Lawmakers on the Senate Committee on Children, Families and Elder Affairs pressed state and local child-welfare officials on staffing shortages, response times and delays that committee members said are affecting investigations and prosecutions.
"In June 2020, the governor signed into law Jordan's law," Senator Russon said during the hearing, asking panelists whether the law's communication requirements had been implemented. Several panelists said multidisciplinary staffings and increased emphasis on partner communication have followed but agreed to provide the committee with specifics on implementation steps.
Senator Sharif pressed DCF on case volume and staffing. Brooke Bass, assistant secretary at DCF, said, "we have approximately 1,500 CPI statewide," and described the department's response-time standard: "At minimum, we need we have a 24 hour response time." She added that more urgent cases may receive an "immediate response time, which is typically around 4 hours."

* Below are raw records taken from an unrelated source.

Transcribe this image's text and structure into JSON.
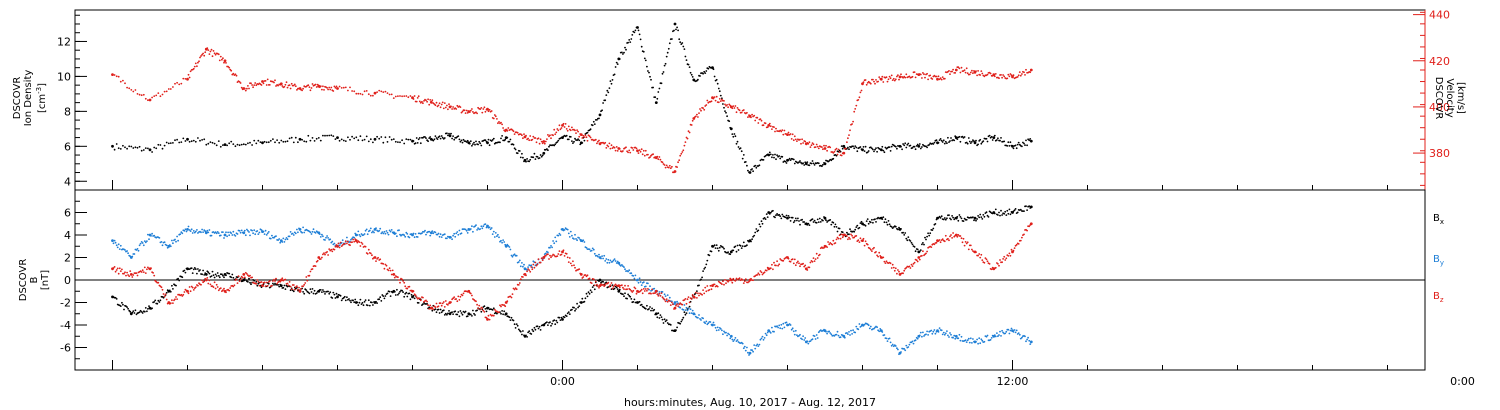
{
  "chart_data": [
    {
      "type": "scatter",
      "panel": "top",
      "left_axis": {
        "label_lines": [
          "DSCOVR",
          "Ion Density"
        ],
        "unit_html": "[cm",
        "unit_sup": "-3",
        "unit_tail": "]",
        "ylim": [
          3.5,
          13.8
        ],
        "ticks": [
          4,
          6,
          8,
          10,
          12
        ],
        "tick_labels": [
          "4",
          "6",
          "8",
          "10",
          "12"
        ],
        "color": "#000000"
      },
      "right_axis": {
        "label_lines": [
          "DSCOVR",
          "Velocity",
          "[km/s]"
        ],
        "ylim": [
          364,
          442
        ],
        "ticks": [
          380,
          400,
          420,
          440
        ],
        "tick_labels": [
          "380",
          "400",
          "420",
          "440"
        ],
        "color": "#e0201b"
      },
      "series": [
        {
          "color": "#000000",
          "axis": "left",
          "x": [
            -12.0,
            -11.0,
            -10.0,
            -9.0,
            -8.0,
            -7.0,
            -6.0,
            -5.0,
            -4.0,
            -3.5,
            -3.0,
            -2.5,
            -2.0,
            -1.5,
            -1.0,
            -0.5,
            0.0,
            0.5,
            1.0,
            1.5,
            2.0,
            2.5,
            3.0,
            3.5,
            4.0,
            4.5,
            5.0,
            5.5,
            6.0,
            6.5,
            7.0,
            7.5,
            8.0,
            8.5,
            9.0,
            9.5,
            10.0,
            10.5,
            11.0,
            11.5,
            12.0,
            12.5
          ],
          "y": [
            6.0,
            5.8,
            6.4,
            6.1,
            6.2,
            6.4,
            6.5,
            6.4,
            6.3,
            6.4,
            6.6,
            6.2,
            6.2,
            6.5,
            5.2,
            5.6,
            6.5,
            6.2,
            7.8,
            11.0,
            12.8,
            8.5,
            13.0,
            9.8,
            10.5,
            7.0,
            4.5,
            5.5,
            5.2,
            5.0,
            5.0,
            6.0,
            5.8,
            5.8,
            6.0,
            6.0,
            6.2,
            6.5,
            6.2,
            6.5,
            6.0,
            6.3
          ]
        },
        {
          "color": "#e0201b",
          "axis": "right",
          "x": [
            -12.0,
            -11.0,
            -10.0,
            -9.5,
            -9.0,
            -8.5,
            -8.0,
            -7.5,
            -7.0,
            -6.5,
            -6.0,
            -5.0,
            -4.0,
            -3.5,
            -3.0,
            -2.5,
            -2.0,
            -1.5,
            -1.0,
            -0.5,
            0.0,
            0.5,
            1.0,
            1.5,
            2.0,
            2.5,
            3.0,
            3.5,
            4.0,
            4.5,
            5.0,
            5.5,
            6.0,
            6.5,
            7.0,
            7.5,
            8.0,
            8.5,
            9.0,
            9.5,
            10.0,
            10.5,
            11.0,
            11.5,
            12.0,
            12.5
          ],
          "y": [
            414,
            403,
            412,
            425,
            420,
            408,
            411,
            410,
            408,
            409,
            408,
            406,
            404,
            402,
            400,
            398,
            399,
            390,
            387,
            385,
            392,
            388,
            384,
            382,
            381,
            378,
            372,
            395,
            404,
            400,
            396,
            392,
            388,
            384,
            382,
            380,
            410,
            412,
            413,
            414,
            412,
            416,
            415,
            414,
            413,
            416
          ]
        }
      ]
    },
    {
      "type": "scatter",
      "panel": "bottom",
      "left_axis": {
        "label_lines": [
          "DSCOVR",
          "B"
        ],
        "unit": "[nT]",
        "ylim": [
          -8,
          8
        ],
        "ticks": [
          -6,
          -4,
          -2,
          0,
          2,
          4,
          6
        ],
        "tick_labels": [
          "-6",
          "-4",
          "-2",
          "0",
          "2",
          "4",
          "6"
        ],
        "zero_line": true
      },
      "series": [
        {
          "name": "B",
          "subscript": "x",
          "color": "#000000",
          "x": [
            -12.0,
            -11.5,
            -11.0,
            -10.5,
            -10.0,
            -9.5,
            -9.0,
            -8.5,
            -8.0,
            -7.5,
            -7.0,
            -6.5,
            -6.0,
            -5.5,
            -5.0,
            -4.5,
            -4.0,
            -3.5,
            -3.0,
            -2.5,
            -2.0,
            -1.5,
            -1.0,
            -0.5,
            0.0,
            0.5,
            1.0,
            1.5,
            2.0,
            2.5,
            3.0,
            3.5,
            4.0,
            4.5,
            5.0,
            5.5,
            6.0,
            6.5,
            7.0,
            7.5,
            8.0,
            8.5,
            9.0,
            9.5,
            10.0,
            10.5,
            11.0,
            11.5,
            12.0,
            12.5
          ],
          "y": [
            -1.5,
            -3.0,
            -2.5,
            -1.0,
            1.0,
            0.5,
            0.5,
            0.0,
            -0.5,
            -0.5,
            -1.0,
            -1.0,
            -1.5,
            -2.0,
            -2.0,
            -1.0,
            -1.5,
            -2.5,
            -3.0,
            -3.0,
            -2.5,
            -3.0,
            -5.0,
            -4.0,
            -3.5,
            -2.0,
            0.0,
            -1.0,
            -2.0,
            -3.0,
            -4.5,
            -1.5,
            3.0,
            2.5,
            3.5,
            6.0,
            5.5,
            5.0,
            5.5,
            4.0,
            5.0,
            5.5,
            4.5,
            2.5,
            5.5,
            5.5,
            5.5,
            6.0,
            6.0,
            6.5
          ]
        },
        {
          "name": "B",
          "subscript": "y",
          "color": "#1f7fd6",
          "x": [
            -12.0,
            -11.5,
            -11.0,
            -10.5,
            -10.0,
            -9.5,
            -9.0,
            -8.5,
            -8.0,
            -7.5,
            -7.0,
            -6.5,
            -6.0,
            -5.5,
            -5.0,
            -4.5,
            -4.0,
            -3.5,
            -3.0,
            -2.5,
            -2.0,
            -1.5,
            -1.0,
            -0.5,
            0.0,
            0.5,
            1.0,
            1.5,
            2.0,
            2.5,
            3.0,
            3.5,
            4.0,
            4.5,
            5.0,
            5.5,
            6.0,
            6.5,
            7.0,
            7.5,
            8.0,
            8.5,
            9.0,
            9.5,
            10.0,
            10.5,
            11.0,
            11.5,
            12.0,
            12.5
          ],
          "y": [
            3.5,
            2.0,
            4.0,
            3.0,
            4.5,
            4.2,
            4.0,
            4.2,
            4.3,
            3.5,
            4.5,
            4.2,
            3.0,
            4.0,
            4.5,
            4.2,
            4.0,
            4.2,
            3.8,
            4.5,
            4.8,
            3.0,
            1.0,
            2.0,
            4.5,
            3.5,
            2.0,
            1.5,
            0.0,
            -1.0,
            -2.0,
            -3.0,
            -4.0,
            -5.0,
            -6.5,
            -4.5,
            -4.0,
            -5.5,
            -4.5,
            -5.0,
            -4.0,
            -4.5,
            -6.5,
            -5.0,
            -4.5,
            -5.0,
            -5.5,
            -5.0,
            -4.5,
            -5.5
          ]
        },
        {
          "name": "B",
          "subscript": "z",
          "color": "#e0201b",
          "x": [
            -12.0,
            -11.5,
            -11.0,
            -10.5,
            -10.0,
            -9.5,
            -9.0,
            -8.5,
            -8.0,
            -7.5,
            -7.0,
            -6.5,
            -6.0,
            -5.5,
            -5.0,
            -4.5,
            -4.0,
            -3.5,
            -3.0,
            -2.5,
            -2.0,
            -1.5,
            -1.0,
            -0.5,
            0.0,
            0.5,
            1.0,
            1.5,
            2.0,
            2.5,
            3.0,
            3.5,
            4.0,
            4.5,
            5.0,
            5.5,
            6.0,
            6.5,
            7.0,
            7.5,
            8.0,
            8.5,
            9.0,
            9.5,
            10.0,
            10.5,
            11.0,
            11.5,
            12.0,
            12.5
          ],
          "y": [
            1.0,
            0.5,
            1.0,
            -2.0,
            -1.0,
            0.0,
            -1.0,
            0.5,
            -0.5,
            0.0,
            -1.0,
            2.0,
            3.0,
            3.5,
            2.0,
            0.5,
            -1.0,
            -2.5,
            -2.0,
            -1.0,
            -3.5,
            -2.0,
            0.5,
            2.0,
            2.5,
            0.5,
            -0.5,
            -0.5,
            -1.0,
            -1.0,
            -2.5,
            -1.5,
            -0.5,
            0.0,
            0.0,
            1.0,
            2.0,
            1.0,
            3.0,
            4.0,
            3.5,
            2.0,
            0.5,
            2.0,
            3.5,
            4.0,
            2.5,
            1.0,
            2.5,
            5.0
          ]
        }
      ]
    }
  ],
  "x_axis": {
    "range_hours": [
      -13,
      23
    ],
    "ticks": [
      0,
      12,
      24
    ],
    "tick_labels": [
      "0:00",
      "12:00",
      "0:00"
    ],
    "label": "hours:minutes, Aug. 10, 2017 - Aug. 12, 2017"
  }
}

Panelists and law enforcement witnesses described operational impacts when medical and forensic resources are limited. Sergeant Karen Dukes of the Jacksonville Sheriff's Office said detectives and prosecutors have experienced delays: "we are now starting to schedule this forensic interviews, a week and a half, 2 weeks out." Dukes said in some cases detectives do not receive CPT reports for weeks to months, which can delay probable-cause development and requests for warrants.
Panelists explained the investigative sequence: CPIs conduct initial fact-finding interviews to assess safety; when a child discloses or evidence indicates a forensic interview is needed, partners stop the fact-finding interview and schedule a recorded forensic interview usually conducted by a trained interviewer and observed by investigative partners. Luzette Cruz, of the Florida Network of CACs, said the CAC model calls for an MDT response "from the beginning" in communities that have a CAC.
Officials acknowledged workforce and retention challenges. DCF staff said turnover commonly occurs around 12 months, in part because the work requires extensive on-call duty and can strain work-life balance. Panelists agreed on the need for more provider-level data: DCF did not provide an exact statewide count of CPT physicians, APRNs, physician assistants or RNs during the hearing but agreed to research and supply those figures to the committee.
Senators requested follow-up materials including: a county-level map of CAC locations and coverage, DCF counts of CPT medical providers and details on implementation steps taken following Jordan's Law. Committee leadership said the information will inform potential statutory or budgetary responses to staffing and access gaps.